In that regard, Abraham continues to be a role model for us, although in a decidedly different way. Abraham as a flawed character allows us to see what it means to both be the best we can be, as well as to struggle in certain areas. We are able to see Abraham in a moment of faith, doing what God has asked him to do without question and without compromise. That is a huge act of commitment, and a worthy virtue for us to embody. And yet, his unyielding determination, and his refusal in that moment to look thoughtfully at the consequences of the matter show to us the humanity of our ancestors, of our leaders, and to remind us that if Abraham was able to make this kind of mistake, then certainly we, too, may err and make a full return to goodness.

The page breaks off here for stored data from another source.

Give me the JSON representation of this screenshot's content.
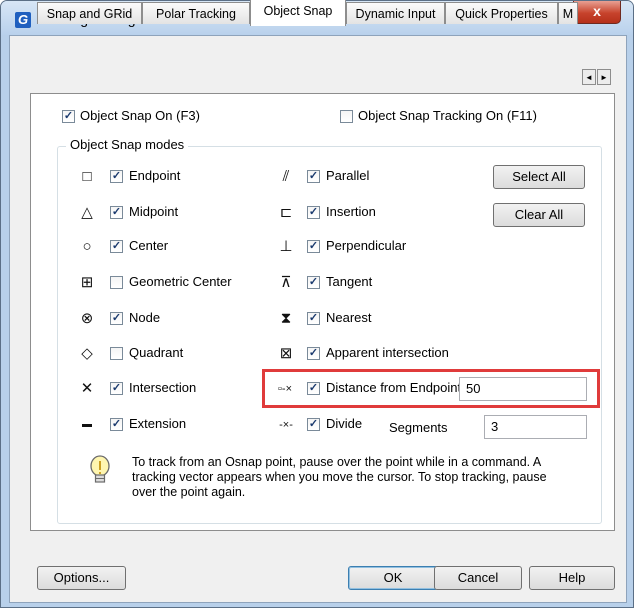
{
  "window": {
    "title": "Drafting Settings",
    "close_label": "x",
    "app_icon_letter": "G"
  },
  "tabs": [
    {
      "label": "Snap and GRid"
    },
    {
      "label": "Polar Tracking"
    },
    {
      "label": "Object Snap"
    },
    {
      "label": "Dynamic Input"
    },
    {
      "label": "Quick Properties"
    },
    {
      "label": "M"
    }
  ],
  "tab_scroll": {
    "left": "◄",
    "right": "►"
  },
  "options": {
    "object_snap_on": "Object Snap On (F3)",
    "object_snap_tracking_on": "Object Snap Tracking On (F11)"
  },
  "group_label": "Object Snap modes",
  "modes_left": [
    {
      "label": "Endpoint",
      "checked": true,
      "icon": "endpoint-icon",
      "glyph": "□"
    },
    {
      "label": "Midpoint",
      "checked": true,
      "icon": "midpoint-icon",
      "glyph": "△"
    },
    {
      "label": "Center",
      "checked": true,
      "icon": "center-icon",
      "glyph": "○"
    },
    {
      "label": "Geometric Center",
      "checked": false,
      "icon": "geometric-center-icon",
      "glyph": "⊞"
    },
    {
      "label": "Node",
      "checked": true,
      "icon": "node-icon",
      "glyph": "⊗"
    },
    {
      "label": "Quadrant",
      "checked": false,
      "icon": "quadrant-icon",
      "glyph": "◇"
    },
    {
      "label": "Intersection",
      "checked": true,
      "icon": "intersection-icon",
      "glyph": "✕"
    },
    {
      "label": "Extension",
      "checked": true,
      "icon": "extension-icon",
      "glyph": "▬"
    }
  ],
  "modes_right": [
    {
      "label": "Parallel",
      "checked": true,
      "icon": "parallel-icon",
      "glyph": "⫽"
    },
    {
      "label": "Insertion",
      "checked": true,
      "icon": "insertion-icon",
      "glyph": "⊏"
    },
    {
      "label": "Perpendicular",
      "checked": true,
      "icon": "perpendicular-icon",
      "glyph": "⊥"
    },
    {
      "label": "Tangent",
      "checked": true,
      "icon": "tangent-icon",
      "glyph": "⊼"
    },
    {
      "label": "Nearest",
      "checked": true,
      "icon": "nearest-icon",
      "glyph": "⧗"
    },
    {
      "label": "Apparent intersection",
      "checked": true,
      "icon": "apparent-intersection-icon",
      "glyph": "⊠"
    },
    {
      "label": "Distance from Endpoint",
      "checked": true,
      "icon": "distance-from-endpoint-icon",
      "glyph": "▫-×"
    },
    {
      "label": "Divide",
      "checked": true,
      "icon": "divide-icon",
      "glyph": "-×-"
    }
  ],
  "distance_value": "50",
  "segments_label": "Segments",
  "segments_value": "3",
  "buttons": {
    "select_all": "Select All",
    "clear_all": "Clear All",
    "options": "Options...",
    "ok": "OK",
    "cancel": "Cancel",
    "help": "Help"
  },
  "tip": "To track from an Osnap point, pause over the point while in a command.  A tracking vector appears when you move the cursor.  To stop tracking, pause over the point again."
}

As we begin the ten days of awe, we first are asked to forgive Abraham for his blind faith. We see what it means to believe in God, what it means to be willing to go to great lengths to do what is asked of us, and yet we are forced to come to terms with what happens when we get carried away, when we go too far in our pursuit of our own selfish desires. Once we have started the process with Abraham, we turn our attention to those in our own lives, those far more complicated situations of virtue and sin.
It can be difficult to forgive those in our lives who have made mistakes. We are hurt, we are angry, we are struggling to figure out how to find those values of forgiveness and understanding in ourselves. Sometimes it is loved ones who hurt us. Sometimes, we struggle to forgive ourselves, to let ourselves off the hook for the mistakes we have made. The Torah gives us Abraham as a guide, a model by which we are to understand our own inclination to extreme behavior. If we have it within ourselves to forgive our patriarch for his actions, and still see the virtue in him, then so too must we be able to find within ourselves the values and good intentions that sometimes lead us to misdeeds and mistakes.
Over the next ten days, it is our responsibility to go through our lives and take stock of the moments where we missed the mark. We are meant to improve ourselves as people, to ensure that we learn something from where we messed up, and to find the places where we can improve ourselves the next time around. But I am not a believer in the wrath of God, the notion that humans are inherently sinners. I’m not a believer in T’shuvah as a forced admission of guilt. It is, rather, an opportunity, a chance to look back and discover parts of ourselves that we like, and that we cherish, and to ensure that our misdeeds do not overshadow the good things that we do for ourselves and for the world.
The Torah portion gives us the chance to see this in action. We are able to see what happens when our virtues go to extremes, to see when we go beyond what is healthy in terms of devotion. It helps us to establish the line, to learn where goodness begins and ends. And, as a result, it also teaches us a valuable lesson about what it means to forgive, to overcome character flaws and continue to serve as a role model, as a leader. If we can learn this morning from Abraham, learn to forgive him and to understand him, we have already begun the process of forgiving one another and ourselves.